Pleasures of life do not make your life meaningful ...

Today I read this blurb on David Brooks talking about the meaningfulness of life: 
In a culture that's fixated on finding joy, New York Times columnist David Brooks has another take on living a meaningful life -- and it might surprise you.
"We want to not live a life of just good experiences, but a life of meaning...and we’re willing to give up some happiness for some holiness, whether you're religious or not," Brooks says. "People are willing to endure suffering for something they really believe in."

Brooks says he found this to be true among both the richest and the poorest, and he explores the theory in depth in his book The Road to Character.

Ultimately, the thing that gives our life meaning is not happiness, but suffering.

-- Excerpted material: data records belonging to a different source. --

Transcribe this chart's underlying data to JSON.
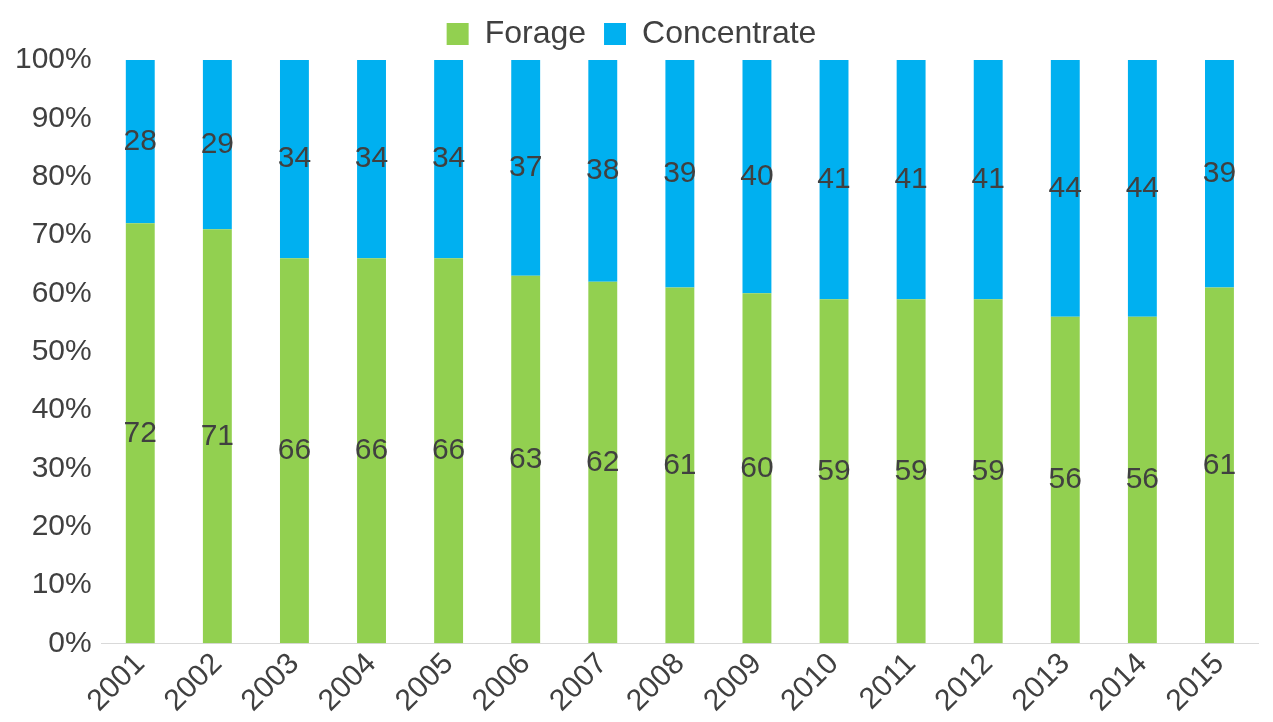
{
  "chart_data": {
    "type": "bar",
    "stacked": true,
    "legend": "top",
    "data_labels": true,
    "grid": false,
    "categories": [
      "2001",
      "2002",
      "2003",
      "2004",
      "2005",
      "2006",
      "2007",
      "2008",
      "2009",
      "2010",
      "2011",
      "2012",
      "2013",
      "2014",
      "2015"
    ],
    "series": [
      {
        "name": "Forage",
        "color": "#92d050",
        "values": [
          72,
          71,
          66,
          66,
          66,
          63,
          62,
          61,
          60,
          59,
          59,
          59,
          56,
          56,
          61
        ]
      },
      {
        "name": "Concentrate",
        "color": "#00b0f0",
        "values": [
          28,
          29,
          34,
          34,
          34,
          37,
          38,
          39,
          40,
          41,
          41,
          41,
          44,
          44,
          39
        ]
      }
    ],
    "ylim": [
      0,
      100
    ],
    "yticks": [
      {
        "value": 0,
        "label": "0%"
      },
      {
        "value": 10,
        "label": "10%"
      },
      {
        "value": 20,
        "label": "20%"
      },
      {
        "value": 30,
        "label": "30%"
      },
      {
        "value": 40,
        "label": "40%"
      },
      {
        "value": 50,
        "label": "50%"
      },
      {
        "value": 60,
        "label": "60%"
      },
      {
        "value": 70,
        "label": "70%"
      },
      {
        "value": 80,
        "label": "80%"
      },
      {
        "value": 90,
        "label": "90%"
      },
      {
        "value": 100,
        "label": "100%"
      }
    ]
  }
}
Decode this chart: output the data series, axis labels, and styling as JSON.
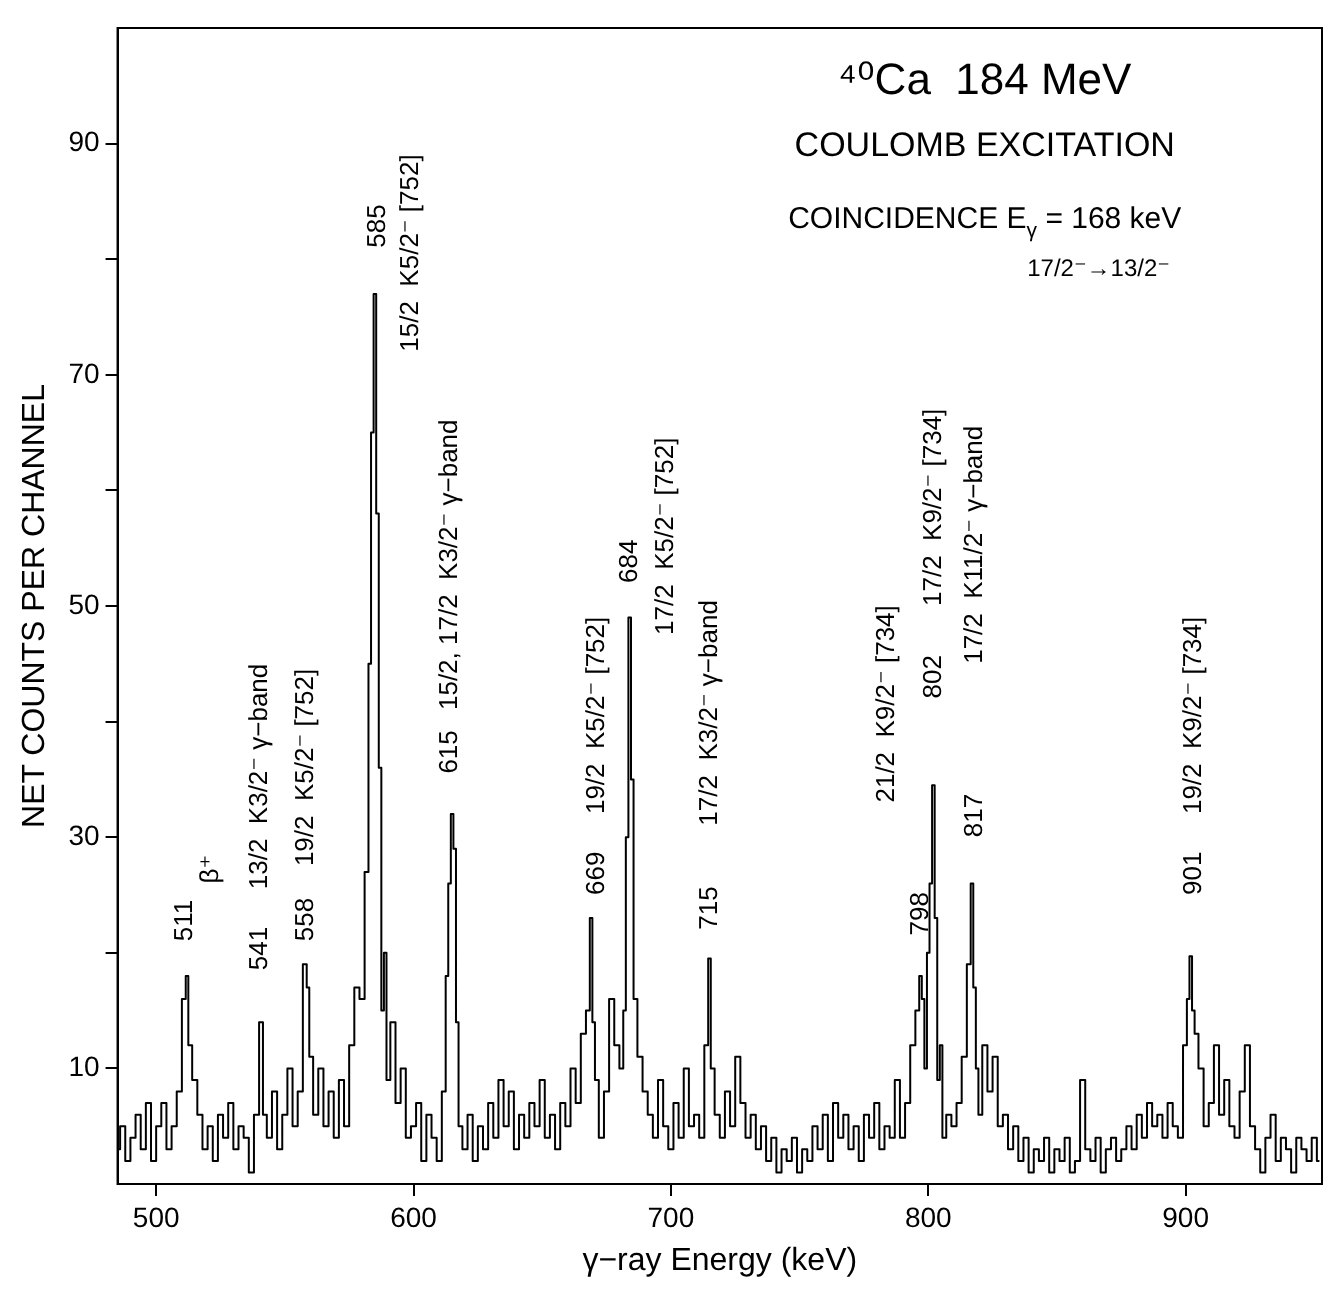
{
  "chart_data": {
    "type": "step",
    "title": "⁴⁰Ca  184 MeV",
    "subtitle": "COULOMB EXCITATION",
    "xlabel": "γ−ray Energy (keV)",
    "ylabel": "NET COUNTS PER CHANNEL",
    "xlim": [
      485,
      953
    ],
    "xticks": [
      500,
      600,
      700,
      800,
      900
    ],
    "ylim": [
      0,
      100
    ],
    "yticks": [
      10,
      {
        "value": 20,
        "label": null
      },
      30,
      {
        "value": 40,
        "label": null
      },
      50,
      {
        "value": 60,
        "label": null
      },
      70,
      {
        "value": 80,
        "label": null
      },
      90
    ],
    "grid": false,
    "legend": false,
    "marker": "none",
    "line_style": "solid",
    "annotations": [
      "COINCIDENCE E$_{γ}$ = 168 keV",
      "17/2⁻→13/2⁻",
      "511",
      "β⁺",
      "541",
      "13/2  K3/2⁻ γ−band",
      "558",
      "19/2  K5/2⁻ [752]",
      "585",
      "15/2  K5/2⁻ [752]",
      "615",
      "15/2, 17/2  K3/2⁻ γ−band",
      "669",
      "19/2  K5/2⁻ [752]",
      "684",
      "17/2  K5/2⁻ [752]",
      "715",
      "17/2  K3/2⁻ γ−band",
      "798",
      "21/2  K9/2⁻ [734]",
      "802",
      "17/2  K9/2⁻ [734]",
      "817",
      "17/2  K11/2⁻ γ−band",
      "901",
      "19/2  K9/2⁻ [734]"
    ],
    "series": [
      {
        "color": "#000000",
        "x": [
          485,
          487,
          489,
          491,
          493,
          495,
          497,
          499,
          501,
          503,
          505,
          507,
          509,
          511,
          512,
          513,
          515,
          517,
          519,
          521,
          523,
          525,
          527,
          529,
          531,
          533,
          535,
          537,
          539,
          541,
          542,
          544,
          546,
          548,
          550,
          552,
          554,
          556,
          558,
          559,
          560,
          562,
          564,
          566,
          568,
          570,
          572,
          574,
          576,
          578,
          580,
          582,
          583,
          584,
          585,
          586,
          587,
          588,
          589,
          590,
          592,
          594,
          596,
          598,
          600,
          602,
          604,
          606,
          608,
          610,
          612,
          613,
          614,
          615,
          616,
          617,
          618,
          620,
          622,
          624,
          626,
          628,
          630,
          632,
          634,
          636,
          638,
          640,
          642,
          644,
          646,
          648,
          650,
          652,
          654,
          656,
          658,
          660,
          662,
          664,
          666,
          668,
          669,
          670,
          671,
          673,
          675,
          677,
          679,
          681,
          682,
          683,
          684,
          685,
          686,
          688,
          690,
          692,
          694,
          696,
          698,
          700,
          702,
          704,
          706,
          708,
          710,
          712,
          714,
          715,
          716,
          718,
          720,
          722,
          724,
          726,
          728,
          730,
          732,
          734,
          736,
          738,
          740,
          742,
          744,
          746,
          748,
          750,
          752,
          754,
          756,
          758,
          760,
          762,
          764,
          766,
          768,
          770,
          772,
          774,
          776,
          778,
          780,
          782,
          784,
          786,
          788,
          790,
          792,
          794,
          796,
          797,
          798,
          799,
          800,
          801,
          802,
          803,
          804,
          805,
          806,
          808,
          810,
          812,
          814,
          816,
          817,
          818,
          819,
          820,
          822,
          824,
          826,
          828,
          830,
          832,
          834,
          836,
          838,
          840,
          842,
          844,
          846,
          848,
          850,
          852,
          854,
          856,
          858,
          860,
          862,
          864,
          866,
          868,
          870,
          872,
          874,
          876,
          878,
          880,
          882,
          884,
          886,
          888,
          890,
          892,
          894,
          896,
          898,
          900,
          901,
          902,
          903,
          904,
          906,
          908,
          910,
          912,
          914,
          916,
          918,
          920,
          922,
          924,
          926,
          928,
          930,
          932,
          934,
          936,
          938,
          940,
          942,
          944,
          946,
          948,
          950,
          952
        ],
        "values": [
          3,
          5,
          2,
          4,
          6,
          3,
          7,
          2,
          5,
          7,
          3,
          5,
          8,
          16,
          18,
          12,
          9,
          6,
          3,
          5,
          2,
          6,
          4,
          7,
          3,
          5,
          4,
          1,
          6,
          14,
          6,
          4,
          8,
          3,
          6,
          10,
          5,
          8,
          19,
          17,
          11,
          6,
          10,
          5,
          8,
          4,
          9,
          5,
          12,
          17,
          16,
          27,
          45,
          65,
          77,
          58,
          36,
          15,
          20,
          9,
          14,
          7,
          10,
          4,
          5,
          7,
          2,
          6,
          4,
          2,
          8,
          18,
          26,
          32,
          29,
          14,
          5,
          3,
          6,
          2,
          5,
          3,
          7,
          4,
          9,
          5,
          8,
          3,
          6,
          4,
          7,
          5,
          9,
          4,
          6,
          3,
          7,
          5,
          10,
          7,
          13,
          15,
          23,
          14,
          9,
          4,
          8,
          16,
          12,
          10,
          15,
          30,
          49,
          35,
          16,
          11,
          8,
          6,
          4,
          9,
          5,
          3,
          7,
          4,
          10,
          5,
          6,
          4,
          12,
          19.5,
          10,
          6,
          4,
          8,
          5,
          11,
          7,
          4,
          6,
          3,
          5,
          2,
          4,
          1,
          3,
          2,
          4,
          1,
          3,
          2,
          5,
          3,
          6,
          2,
          7,
          4,
          6,
          3,
          5,
          2,
          6,
          4,
          7,
          3,
          5,
          4,
          9,
          4,
          7,
          12,
          15,
          18,
          16,
          10,
          20,
          26,
          34.5,
          23,
          9,
          12,
          4,
          6,
          5,
          7,
          11,
          19,
          26,
          17,
          10,
          6,
          12,
          8,
          11,
          5,
          6,
          3,
          5,
          2,
          4,
          1,
          3,
          2,
          4,
          1,
          3,
          2,
          4,
          1,
          2,
          9,
          3,
          2,
          4,
          1,
          3,
          4,
          2,
          3,
          5,
          3,
          6,
          4,
          7,
          5,
          6,
          4,
          7,
          5,
          4,
          12,
          16,
          19.7,
          15,
          13,
          10,
          5,
          7,
          12,
          6,
          9,
          5,
          4,
          8,
          12,
          5,
          3,
          1,
          4,
          6,
          2,
          4,
          3,
          1,
          4,
          3,
          2,
          4,
          2
        ]
      }
    ]
  }
}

“If you ask anybody, ‘What’s the activity that you had that made you who you are?’ no one says, ‘You know I had a really great vacation in Hawaii.’ No one says that. They say, ‘I had a period of struggle. I lost a loved one. I was in the Army. And that period of struggle or that period of toughness made me who I am.'"
“Joy,” David Brooks writes, “is a byproduct experienced by people who are aiming for something else. But it comes.”
And got interested in his book The Road to Character

So I read a couple of reviews ... 
The first one by Pico Iyer from the New York Times
Brooks begins with a sweeping overview of the non-intersecting worlds of moral logic and economic logic, as he has it, dividing us into an “Adam I,” who seeks success in the world, and an “Adam II,” more deeply committed to character and an inner life. He then gives us 10 or so portraits of enduring “heroes of renunciation,” easing us into the theme with such Greatest Generation stalwarts as George Marshall and Dwight D. Eisenhower, before alighting on such global Hall of Fame worthies, granitic-seeming but riven with inner terrors and flaws, as St. Augustine, Samuel Johnson and George Eliot. Within each brief life, he inserts an extended encomium to some useful virtue, be it humility or sacrifice or, in one case, passionate love.
And another one that talks about Resume Virtues versus Eulogy Virtues ... 
One from Rebecca Mead from the New Yorker
“The Road to Character” is an account of Brooks’s effort to find his way out of shallow punditry—or, as he puts it, to “cultivate character.” To make his case, Brooks—who likes to reach for the occasionally effortful neologism—has come up with a pair of clarifying terms: the “résumé virtues” and the “eulogy virtues.” Résumé virtues, he proposes, are those that are valued in the contemporary marketplace: the high test scores achieved by a student, the professional accomplishments pulled off by an adult. They are the skills that are met with bigger paychecks and public approbation. Eulogy virtues, on the other hand, are the aspects of character that others praise when a person isn’t around to hear it: humility, kindness, bravery. Our society exalts the résumé virtues, Brooks argues, but it overlooks the humbler eulogy virtues. Still, he writes, we know at our core that this second category of values is what matters more.